Salty foods and herbs are those with a high mineral content, especially sodium, i.e. kelp or nettles.

Sour
Sour tends to be astringent. In TCM sour is considered cooling but in Ayurveda warming. Chinese medicine considers astringent to be a part of the sour taste but Ayurveda has a separate taste for astringent. Many astringent foods and herbs are also sour, but many are not, so the Ayurveda view is probably somewhat more accurate. For example, lemons are sour and astringent, but oak bark is astringent without being sour.
Astringents hold the fluids in the tissues, so they can be cooling.

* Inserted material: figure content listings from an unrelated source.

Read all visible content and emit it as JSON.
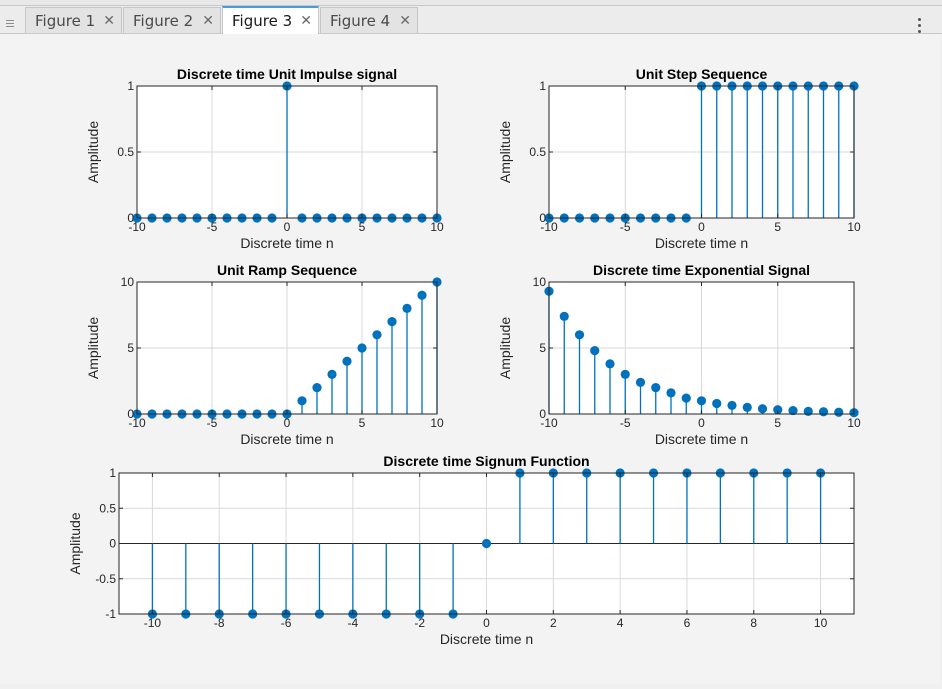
{
  "tabs": [
    {
      "label": "Figure 1",
      "active": false
    },
    {
      "label": "Figure 2",
      "active": false
    },
    {
      "label": "Figure 3",
      "active": true
    },
    {
      "label": "Figure 4",
      "active": false
    }
  ],
  "close_glyph": "✕",
  "colors": {
    "stem": "#0072bd",
    "marker": "#0072bd",
    "grid": "#d9d9d9",
    "axes_bg": "#ffffff",
    "figure_bg": "#f3f3f3"
  },
  "chart_data": [
    {
      "type": "stem",
      "title": "Discrete time Unit Impulse signal",
      "xlabel": "Discrete time n",
      "ylabel": "Amplitude",
      "xlim": [
        -10,
        10
      ],
      "ylim": [
        0,
        1
      ],
      "xticks": [
        -10,
        -5,
        0,
        5,
        10
      ],
      "yticks": [
        0,
        0.5,
        1
      ],
      "grid": true,
      "x": [
        -10,
        -9,
        -8,
        -7,
        -6,
        -5,
        -4,
        -3,
        -2,
        -1,
        0,
        1,
        2,
        3,
        4,
        5,
        6,
        7,
        8,
        9,
        10
      ],
      "y": [
        0,
        0,
        0,
        0,
        0,
        0,
        0,
        0,
        0,
        0,
        1,
        0,
        0,
        0,
        0,
        0,
        0,
        0,
        0,
        0,
        0
      ]
    },
    {
      "type": "stem",
      "title": "Unit Step Sequence",
      "xlabel": "Discrete time n",
      "ylabel": "Amplitude",
      "xlim": [
        -10,
        10
      ],
      "ylim": [
        0,
        1
      ],
      "xticks": [
        -10,
        -5,
        0,
        5,
        10
      ],
      "yticks": [
        0,
        0.5,
        1
      ],
      "grid": true,
      "x": [
        -10,
        -9,
        -8,
        -7,
        -6,
        -5,
        -4,
        -3,
        -2,
        -1,
        0,
        1,
        2,
        3,
        4,
        5,
        6,
        7,
        8,
        9,
        10
      ],
      "y": [
        0,
        0,
        0,
        0,
        0,
        0,
        0,
        0,
        0,
        0,
        1,
        1,
        1,
        1,
        1,
        1,
        1,
        1,
        1,
        1,
        1
      ]
    },
    {
      "type": "stem",
      "title": "Unit Ramp Sequence",
      "xlabel": "Discrete time n",
      "ylabel": "Amplitude",
      "xlim": [
        -10,
        10
      ],
      "ylim": [
        0,
        10
      ],
      "xticks": [
        -10,
        -5,
        0,
        5,
        10
      ],
      "yticks": [
        0,
        5,
        10
      ],
      "grid": true,
      "x": [
        -10,
        -9,
        -8,
        -7,
        -6,
        -5,
        -4,
        -3,
        -2,
        -1,
        0,
        1,
        2,
        3,
        4,
        5,
        6,
        7,
        8,
        9,
        10
      ],
      "y": [
        0,
        0,
        0,
        0,
        0,
        0,
        0,
        0,
        0,
        0,
        0,
        1,
        2,
        3,
        4,
        5,
        6,
        7,
        8,
        9,
        10
      ]
    },
    {
      "type": "stem",
      "title": "Discrete time Exponential Signal",
      "xlabel": "Discrete time n",
      "ylabel": "Amplitude",
      "xlim": [
        -10,
        10
      ],
      "ylim": [
        0,
        10
      ],
      "xticks": [
        -10,
        -5,
        0,
        5,
        10
      ],
      "yticks": [
        0,
        5,
        10
      ],
      "grid": true,
      "x": [
        -10,
        -9,
        -8,
        -7,
        -6,
        -5,
        -4,
        -3,
        -2,
        -1,
        0,
        1,
        2,
        3,
        4,
        5,
        6,
        7,
        8,
        9,
        10
      ],
      "y": [
        9.3,
        7.4,
        6.0,
        4.8,
        3.8,
        3.0,
        2.4,
        2.0,
        1.6,
        1.2,
        1.0,
        0.8,
        0.65,
        0.5,
        0.4,
        0.32,
        0.26,
        0.2,
        0.17,
        0.13,
        0.1
      ]
    },
    {
      "type": "stem",
      "title": "Discrete time Signum Function",
      "xlabel": "Discrete time n",
      "ylabel": "Amplitude",
      "xlim": [
        -11,
        11
      ],
      "ylim": [
        -1,
        1
      ],
      "xticks": [
        -10,
        -8,
        -6,
        -4,
        -2,
        0,
        2,
        4,
        6,
        8,
        10
      ],
      "yticks": [
        -1,
        -0.5,
        0,
        0.5,
        1
      ],
      "grid": true,
      "x": [
        -10,
        -9,
        -8,
        -7,
        -6,
        -5,
        -4,
        -3,
        -2,
        -1,
        0,
        1,
        2,
        3,
        4,
        5,
        6,
        7,
        8,
        9,
        10
      ],
      "y": [
        -1,
        -1,
        -1,
        -1,
        -1,
        -1,
        -1,
        -1,
        -1,
        -1,
        0,
        1,
        1,
        1,
        1,
        1,
        1,
        1,
        1,
        1,
        1
      ]
    }
  ]
}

On the other hand, astringents can stimulate the metabolism and could therefore be warming for some people and pets. Sour foods are used to detoxify and in combination with sweet foods to build-up the body fluids.

Acrid
The acrid taste is warming, drying and burns fat. It stimulates digestion, aids in the cleansing of impurities in the body and burns fat, which warms the body.

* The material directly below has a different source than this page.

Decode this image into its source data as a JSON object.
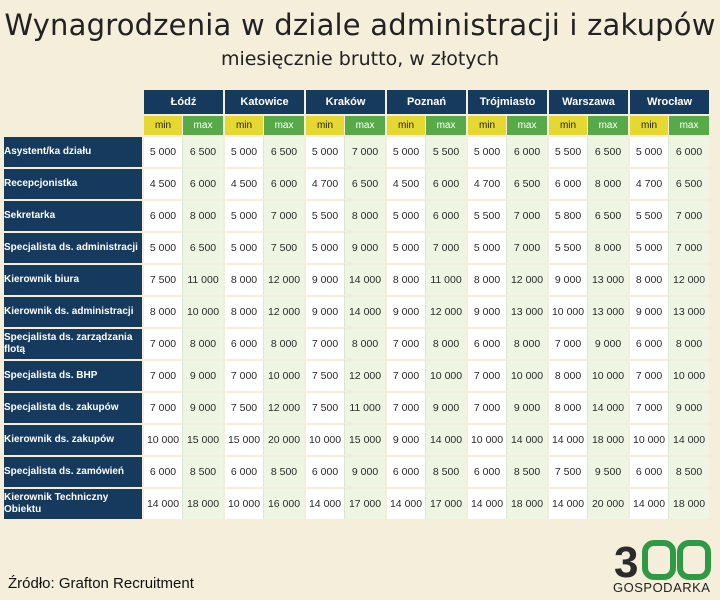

Acrid distributes, in other words brings energy, warmth and nutrients to the peripheral tissues. Acrid helps remove mucus buildup as it drys, stimulates, and warms the metabolism and appetite. Many acrid foods and herbs have high levels of essential oils. Ginger is a good example of an acrid food. Garlic is one of the best remedies for detoxification, pneumonia and to reduce mucus or phlegm buildup. Caution must be exercised using acrid foods and herbs with cats because of their essential oil content, which can present problems for cats.

Bitter
The bitter taste is one of the most important for our animals. Bitter cools and dries, moves downwards or in the case of animals towards the rear and is very detoxifying. There are some warm bitters like Angelica, Calamus or Curcuma. Bitter stimulates saliva secretion, which in turn stimulates digestive juices, thus aiding in digestion and disinfection of raw foods in the stomach. Healthy stomach juices are an important defense of carnivores against bacteria and parasites in food. Many dogs today suffer from low stomach acidity which can be corrected through diet and the use of bitters. Bitters cool a “hot“ stomach that often goes along with stomach acid problems. Bitters also stimulate the liver and gallbladder, thus aiding in fat digestion and detoxification.
Bitters can work wonders when added to our pet’s diets. Many animals actively seek out bitter plants when they have digestive problems or parasites. Simply adding dandelion leaves, burdock roots or other nutritive bitter plants and foods to our pet’s diets will help keep them healthier.